CHICAGO (CBS) — Camp Douglas – once located in what is now the Bronzeville neighborhood – was once called “The North’s Andersonville.”

How could that be, you might ask? Andersonville is located a good 10 miles north and a few miles west of the historic site along Dr. Martin Luther King Jr. Drive where the Illinois state historical marker for Camp Douglas is found.

That’s not the Andersonville they were talking about. The Chicago neighborhood with its antique stores, fashionable bars and restaurants, and Swedish flag replica water tank shares a name with an infamous Confederate prisoner-of-war camp during the Civil War in Georgia. The prison camp – officially known as Camp Sumter – was overcrowded and notorious for unsanitary conditions – and nearly 13,000 Union soldiers died there.

Camp Douglas in Chicago was a Union prisoner-of-war camp – and while the death rate there was not as high, it had a similar reputation for squalor and poor treatment.

Painting Of Camp Douglas
Oil painting (by Albert E Meyers) entitled ‘Camp Douglas,’ Chicago, Illinois, 1864. Myers was a Private in Company F 196, Pennsylvania Volunteer Infantry. He painted this image while stationed at Camp Douglas in his studio of the tower of the Cottage Grove Hotel, opposite the entrance of the camp.

Chicago History Museum / Getty Images


As Tony Szabelski of Chicago Hauntings Ghost Tours told us for this all-new addition of Chicago Hauntings, the site also now has a reputation for ghosts.

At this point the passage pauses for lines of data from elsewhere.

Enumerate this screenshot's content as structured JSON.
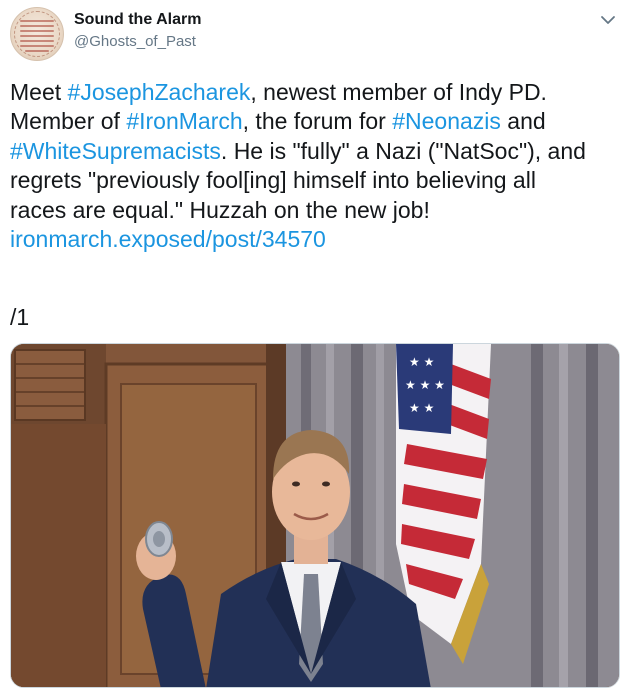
{
  "author": {
    "display_name": "Sound the Alarm",
    "handle": "@Ghosts_of_Past",
    "avatar_icon": "vintage-seal-avatar"
  },
  "menu": {
    "icon": "chevron-down-icon"
  },
  "tweet": {
    "line1": {
      "before": "Meet ",
      "hashtag": "#JosephZacharek",
      "after": ", newest member of Indy PD."
    },
    "line2": {
      "before": "Member of ",
      "hashtag1": "#IronMarch",
      "middle": ", the forum for ",
      "hashtag2": "#Neonazis",
      "after": " and"
    },
    "line3": {
      "hashtag": "#WhiteSupremacists",
      "after": ". He is \"fully\" a Nazi (\"NatSoc\"), and"
    },
    "line4": "regrets \"previously fool[ing] himself into believing all",
    "line5": "races are equal.\" Huzzah on the new job!",
    "link": "ironmarch.exposed/post/34570",
    "thread_count": "/1"
  },
  "colors": {
    "link": "#1b95e0",
    "text": "#14171a",
    "secondary": "#657786"
  }
}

As recalled by the Encyclopedia of Chicago, Camp Douglas was founded in the fall of 1861 – initially as a training camp and staging center for Union troops. It was named for U.S. Sen. Stephen A. Douglas, who donated the land for the camp from his 53-acre Oakenwald estate. Part of the site had been used as a fairground prior to the war, according to a publisherd report.